Dinosaurs and dragons are the most numerous/powerful mortal beings. By this time, the souls of countless mortal inhabitants of material worlds come to rest on the Outer Plane that most matches their alignment. In the Abyss, they become manes, though some of the most vile become true demons in their own right.

Certain servants of the gods rebel and become the devils.

The infusion of mortal souls into the Outer Planes is a major paradigm-shifting event that forever changes the multiverse. Old orders crumble and new political/sociological institutions take form.

The great Law/Chaos War takes a breather when the Wind Dukes of Aaqa employ the Rod of Seven Parts to vanquish Miska the Wolf-Spider and defeat the Queen of Chaos. The battle lingers on, however, in the form of warring between various evil factions, who continue the struggle primarily along the law/chaos axis. The conflict eventually becomes known as the Blood War.

With the Queen of Chaos sundered, servitor demons, the tanar'ri, boil up from the lower Abyssal depths and rebel against their "proto-demon" overlords. One of the greatest of these Abyssal rebels is the mighty demon lord Demogorgon, who takes Miska's title "Prince of Demons" as an insult to the old regime.

Mortals like elves, dwarves, and humans arise on the Material world. They replace more primeval races like kuo-toa and lizardfolk and troglodytes, driving these races into the corners of the world.

Mind flayers arrive from the future and create the gith from enslaved humans. Their empire extends over several material worlds.

The Elder Elves split into subraces. The drow take form as Lolth is cast out of the Seldarine.

Today.

--Erik Mona
 

James Jacobs said:
Very little of this timeline comes from a "campaign setting."
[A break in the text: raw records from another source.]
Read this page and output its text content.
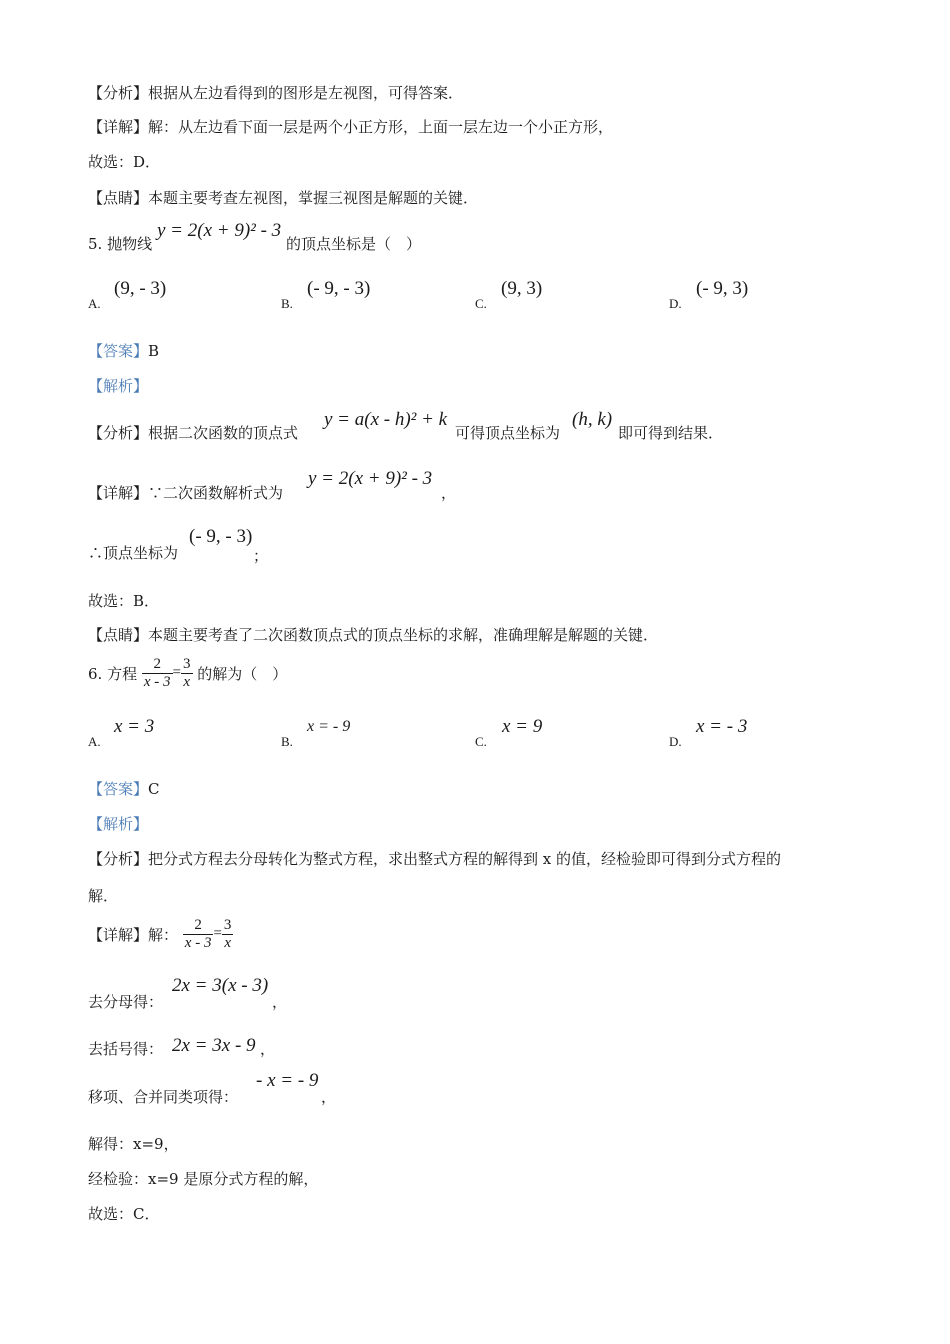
【分析】根据从左边看得到的图形是左视图，可得答案．
【详解】解：从左边看下面一层是两个小正方形，上面一层左边一个小正方形，
故选：D．
【点睛】本题主要考查左视图，掌握三视图是解题的关键．
5. 抛物线
y = 2(x + 9)² - 3
的顶点坐标是（　）
A.
(9, - 3)
B.
(- 9, - 3)
C.
(9, 3)
D.
(- 9, 3)
【答案】B
【解析】
【分析】根据二次函数的顶点式
y = a(x - h)² + k
可得顶点坐标为
(h, k)
即可得到结果．
【详解】∵二次函数解析式为
y = 2(x + 9)² - 3
，
∴顶点坐标为
(- 9, - 3)
；
故选：B．
【点睛】本题主要考查了二次函数顶点式的顶点坐标的求解，准确理解是解题的关键．
6. 方程 $\frac{2}{x - 3} = \frac{3}{x}$ 的解为（　）
A.
x = 3
B.
x = - 9
C.
x = 9
D.
x = - 3
【答案】C
【解析】
【分析】把分式方程去分母转化为整式方程，求出整式方程的解得到 x 的值，经检验即可得到分式方程的
解．
【详解】解： $\frac{2}{x - 3} = \frac{3}{x}$
去分母得：
2x = 3(x - 3)
，
去括号得： 2x = 3x - 9 ，
移项、合并同类项得：
- x = - 9
，
解得：x=9，
经检验：x=9 是原分式方程的解，
故选：C．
It doesn't matter where it comes from; once you've created a timeline you've created a campaign setting. You can choose this option, but it's only one of many possibilities.

James Jacobs said:
Sure, it's just a suggestion. But it's also based on 30+ years of tradition. That's gotta count for something.

It's just an amalgamation of disjointed ideas. Whether you call that "tradition" or not is up to you. It's a great suggestion to help others build their worlds though.

The biggest problem I have with saying a timeline is "official D&D" is that you're implying that homebrew campaigns that don't follow this are somehow "unofficial D&D", despite using the core books. D&D is a game not a world.
 

takasi said:
It's the difference between playing a game of make believe vs debating a grand unification theory for the metaphysics of all mythologies that have existed or ever will exist.

Both sound like lots of fun. Is there any way to combine them?

takasi said:
D&D is about world creation, which includes timeline development. The timeline you listed is merely a suggestion and should be treated as such.

Well, duh.

--Erik
 

takasi said:
The biggest problem I have with saying a timeline is "official D&D" is that you're implying that homebrew campaigns that don't follow this are somehow "unofficial D&D", despite using the core books. D&D is a game not a world.


That's a good point. Instead of calling it the Timeline of D&D, it's probably best to call it the Timeline of the Great Wheel, a description that handily includes all D&D prior to the release of the new FR cosmology and the Eberron campaign setting and all subsequent development not clearly labeled "Forgotten Realms" or "Eberron."

That home campaigns fall outside the scope of the current discussion is so obvious that it shouldn't need to be dwelled upon overmuch.